L’absence de rétrocompatibilité avec les Xbox One et PS4 était l’une des faiblesses de ces deux consoles lors de leur dévoilement, il y a deux ans maintenant. Sony a bien corrigé le tir depuis en offrant des titres PS3 en téléchargement, mais ceux-ci sont payants, même pour ceux qui possèdent toujours un exemplaire physique du jeu.

Microsoft adopte un modèle d’affaires beaucoup plus intéressant pour les joueurs avec sa nouvelle rétrocompatibilité. Les titres compatibles pourront en effet être téléchargés gratuitement, tant pour ceux qui possédaient une version numérique du jeu que pour ceux qui sont encore équipés de leur disque Xbox 360.
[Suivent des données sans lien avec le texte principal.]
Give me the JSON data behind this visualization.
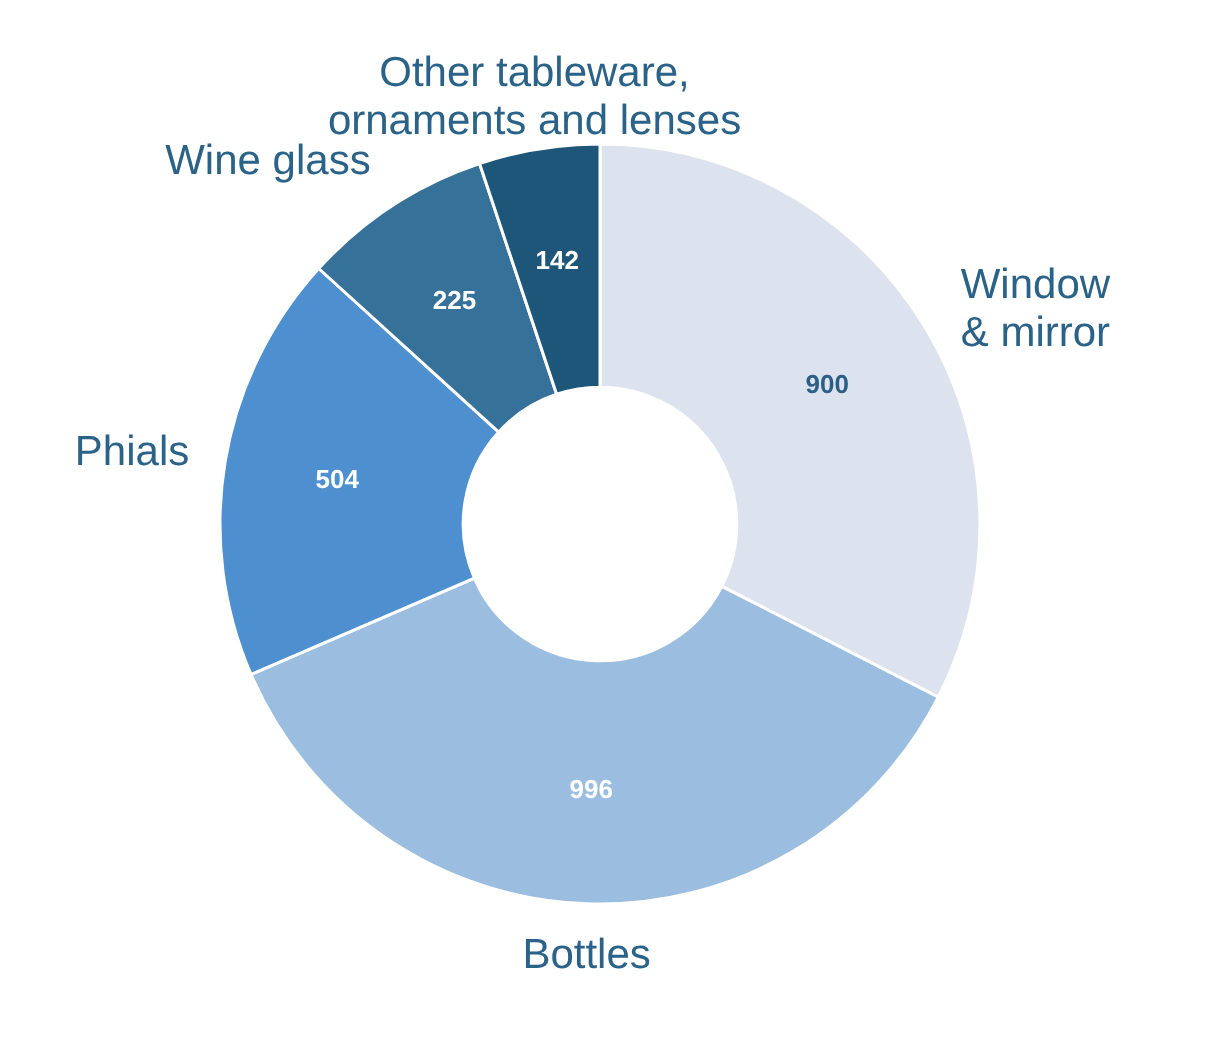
{
  "chart_data": {
    "type": "donut",
    "categories": [
      "Window\n& mirror",
      "Bottles",
      "Phials",
      "Wine glass",
      "Other tableware,\nornaments and lenses"
    ],
    "values": [
      900,
      996,
      504,
      225,
      142
    ],
    "colors": [
      "#dde3ee",
      "#9bbde0",
      "#4d8fcf",
      "#36719a",
      "#1d5679"
    ],
    "data_labels": true
  }
}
Ceux qui ne possèdent pas le titre devront évidemment l’acheter pour pouvoir y jouer.

Déjà, les développeurs semblent intéressés par le concept, qui leur permettrait de relancer certaines franchises en téléchargement sans trop investir dans leur mise à jour. La rétrocompatibilité pourra aussi servir de moyen de promotion.

Ubisoft offrira, par exemple, les jeux Xbox 360 RainbowSix Vegas et RainbowSix Vegas 2 à l’achat du prochain RainbowSix Siege pour Xbox One.

Certains propriétaires de Xbox One pourront profiter des premiers titres Xbox 360 sur leur console dès cette semaine. Les 100 premiers jeux Xbox 360 seront toutefois relancés officiellement pendant le temps des Fêtes, avec 100 autres jeux à venir dans les mois suivants.

Voilà une fonctionnalité de laquelle Sony devra vraisemblablement s’inspirer. Car pour les nouveaux acheteurs qui ne savent pas quelle console choisir, quelques centaines de jeux abordables de plus pourraient bien faire pencher la balance pour la Xbox One.

C’est évidemment ce que Microsoft espère.